On Monday, March 05, 2018, research scientists from the Google Quantum Al lab whose goal is to build a quantum computer that can be used to solve real-world problems, presented their latest quantum processor called Bristlecone at the annual American Physical Society meeting in Los Angeles.
Qubits or quantum bits are merely the quantum analog of classical binary bits. Two of the most critical challenges researchers face in their journey to achieve quantum supremacies are error rules and subsequent scalability, this is because qubits are unstable and can be unfavorably affected by noise and can only maintain one state for less for one hundred of microseconds.
Researchers from Google have calculated that a system with 49 quantum bits, a circuit depth exceeding 40 and a two-qubit error below 0.5 percent can “comfortably demonstrate” quantum supremacy. Quantum supremacy is the point where quantum computers can run certain algorithms faster than a classical computer ever could. This has been the dream of many major tech startups and companies including Microsoft, IBM, and Intel.
Every Bristlecone chip has 72 qubits which might significantly reduce the error rates associated with qubits; however, Google believes quantum computing is not all about qubits.
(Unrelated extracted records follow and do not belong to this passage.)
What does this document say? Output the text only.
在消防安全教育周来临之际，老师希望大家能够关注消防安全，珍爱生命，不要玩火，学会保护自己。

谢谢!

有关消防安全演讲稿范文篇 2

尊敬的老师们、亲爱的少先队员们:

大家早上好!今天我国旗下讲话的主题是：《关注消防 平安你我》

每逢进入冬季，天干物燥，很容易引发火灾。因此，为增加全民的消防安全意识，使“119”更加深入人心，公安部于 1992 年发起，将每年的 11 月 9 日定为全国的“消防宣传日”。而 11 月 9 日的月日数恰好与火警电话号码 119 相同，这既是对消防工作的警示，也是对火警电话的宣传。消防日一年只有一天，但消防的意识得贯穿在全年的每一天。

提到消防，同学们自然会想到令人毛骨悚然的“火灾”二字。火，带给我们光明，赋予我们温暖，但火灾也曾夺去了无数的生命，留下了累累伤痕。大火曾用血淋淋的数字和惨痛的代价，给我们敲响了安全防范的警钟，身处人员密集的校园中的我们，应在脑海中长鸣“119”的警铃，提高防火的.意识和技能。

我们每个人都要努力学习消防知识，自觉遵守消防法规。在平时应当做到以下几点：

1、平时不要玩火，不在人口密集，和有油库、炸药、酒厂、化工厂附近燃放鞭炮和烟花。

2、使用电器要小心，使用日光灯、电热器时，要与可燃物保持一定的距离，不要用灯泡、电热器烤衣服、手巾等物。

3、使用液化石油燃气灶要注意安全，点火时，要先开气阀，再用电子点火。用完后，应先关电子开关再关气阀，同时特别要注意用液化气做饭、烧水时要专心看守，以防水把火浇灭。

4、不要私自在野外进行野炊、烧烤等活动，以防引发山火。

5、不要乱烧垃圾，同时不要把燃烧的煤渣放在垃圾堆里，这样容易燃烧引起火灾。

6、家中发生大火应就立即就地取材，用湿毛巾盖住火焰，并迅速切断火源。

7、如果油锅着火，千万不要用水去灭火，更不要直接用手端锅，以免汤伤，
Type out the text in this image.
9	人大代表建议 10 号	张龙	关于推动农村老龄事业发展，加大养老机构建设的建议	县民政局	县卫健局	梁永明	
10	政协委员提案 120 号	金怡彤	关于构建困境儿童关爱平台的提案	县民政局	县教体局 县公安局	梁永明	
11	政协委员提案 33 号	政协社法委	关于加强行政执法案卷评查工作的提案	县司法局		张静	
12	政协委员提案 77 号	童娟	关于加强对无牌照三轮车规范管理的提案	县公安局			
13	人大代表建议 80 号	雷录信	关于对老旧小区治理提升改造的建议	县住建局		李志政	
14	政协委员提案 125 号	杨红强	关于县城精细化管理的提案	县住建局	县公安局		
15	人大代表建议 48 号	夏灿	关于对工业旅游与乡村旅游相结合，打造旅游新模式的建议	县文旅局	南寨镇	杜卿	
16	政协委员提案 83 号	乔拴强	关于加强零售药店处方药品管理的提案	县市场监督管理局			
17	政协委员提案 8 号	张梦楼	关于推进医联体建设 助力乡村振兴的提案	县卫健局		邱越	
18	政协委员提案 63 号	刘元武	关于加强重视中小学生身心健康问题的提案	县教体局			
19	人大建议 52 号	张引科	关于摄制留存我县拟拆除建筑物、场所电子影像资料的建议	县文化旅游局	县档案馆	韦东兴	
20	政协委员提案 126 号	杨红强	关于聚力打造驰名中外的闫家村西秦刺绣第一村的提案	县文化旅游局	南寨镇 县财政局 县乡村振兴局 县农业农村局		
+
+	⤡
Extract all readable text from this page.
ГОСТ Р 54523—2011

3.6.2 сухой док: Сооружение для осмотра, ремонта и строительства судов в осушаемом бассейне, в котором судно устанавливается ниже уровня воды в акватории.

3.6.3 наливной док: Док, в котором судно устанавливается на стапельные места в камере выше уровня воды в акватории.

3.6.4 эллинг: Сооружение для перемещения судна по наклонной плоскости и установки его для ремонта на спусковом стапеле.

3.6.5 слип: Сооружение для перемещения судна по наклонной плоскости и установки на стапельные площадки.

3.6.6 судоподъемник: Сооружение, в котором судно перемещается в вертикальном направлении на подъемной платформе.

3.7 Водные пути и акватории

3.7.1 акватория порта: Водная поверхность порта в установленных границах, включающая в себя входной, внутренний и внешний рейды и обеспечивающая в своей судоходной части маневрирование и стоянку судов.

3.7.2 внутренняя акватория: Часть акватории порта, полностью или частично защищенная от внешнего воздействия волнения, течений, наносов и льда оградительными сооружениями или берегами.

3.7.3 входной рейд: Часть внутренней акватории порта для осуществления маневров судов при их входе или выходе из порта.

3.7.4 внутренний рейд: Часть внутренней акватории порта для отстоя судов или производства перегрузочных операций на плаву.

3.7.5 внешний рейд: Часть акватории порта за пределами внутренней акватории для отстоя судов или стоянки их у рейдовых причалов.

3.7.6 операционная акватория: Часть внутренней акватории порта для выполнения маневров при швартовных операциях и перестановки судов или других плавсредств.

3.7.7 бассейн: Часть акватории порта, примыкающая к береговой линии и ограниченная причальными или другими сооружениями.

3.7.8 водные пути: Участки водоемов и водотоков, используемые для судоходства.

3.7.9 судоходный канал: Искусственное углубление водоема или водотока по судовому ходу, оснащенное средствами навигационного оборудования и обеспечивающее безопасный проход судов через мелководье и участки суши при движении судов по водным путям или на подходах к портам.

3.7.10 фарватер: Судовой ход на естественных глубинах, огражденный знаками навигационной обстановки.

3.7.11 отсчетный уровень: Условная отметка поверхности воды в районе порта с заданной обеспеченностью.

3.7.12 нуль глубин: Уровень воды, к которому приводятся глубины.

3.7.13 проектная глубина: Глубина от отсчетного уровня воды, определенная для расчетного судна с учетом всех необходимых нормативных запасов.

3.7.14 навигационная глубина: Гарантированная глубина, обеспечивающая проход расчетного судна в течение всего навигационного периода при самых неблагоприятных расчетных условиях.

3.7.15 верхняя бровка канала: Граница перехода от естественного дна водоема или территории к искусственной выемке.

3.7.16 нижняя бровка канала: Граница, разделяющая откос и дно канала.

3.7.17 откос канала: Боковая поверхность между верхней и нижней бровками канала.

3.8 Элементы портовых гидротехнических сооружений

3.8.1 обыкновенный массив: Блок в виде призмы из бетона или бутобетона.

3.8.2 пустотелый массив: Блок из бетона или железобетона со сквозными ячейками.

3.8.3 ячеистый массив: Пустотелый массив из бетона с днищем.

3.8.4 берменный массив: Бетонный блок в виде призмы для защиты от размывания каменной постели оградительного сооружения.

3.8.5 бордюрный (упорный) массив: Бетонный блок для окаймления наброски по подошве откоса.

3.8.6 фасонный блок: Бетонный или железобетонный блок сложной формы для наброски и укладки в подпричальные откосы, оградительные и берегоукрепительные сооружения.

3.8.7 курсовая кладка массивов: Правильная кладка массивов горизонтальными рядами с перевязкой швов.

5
The research team further backed this belief with what they wrote in a blog post:
Operating a device such as a Bristlecone at low system error requires harmony between a full stack of technology ranging from software and control electronics to the processor itself.
The guiding design principle for Bristlecone is to preserve the underlying physics of Google’s previous 9-qubit linear array technology which demonstrated low error rates for readout single-qubit gates to 0.1 percent and most importantly two-qubit gates to 0.6 percent as its best result. This device uses the same scheme for coupling, control, and readout, but is now scaled to a square array of 72 qubits. Therefore they chose a device of moderate size to be able to demonstrate quantum supremacy in the future, first investigate and secondly order error-correction using the surface code to facilitate quantum algorithm development on actual hardware (quantum computers).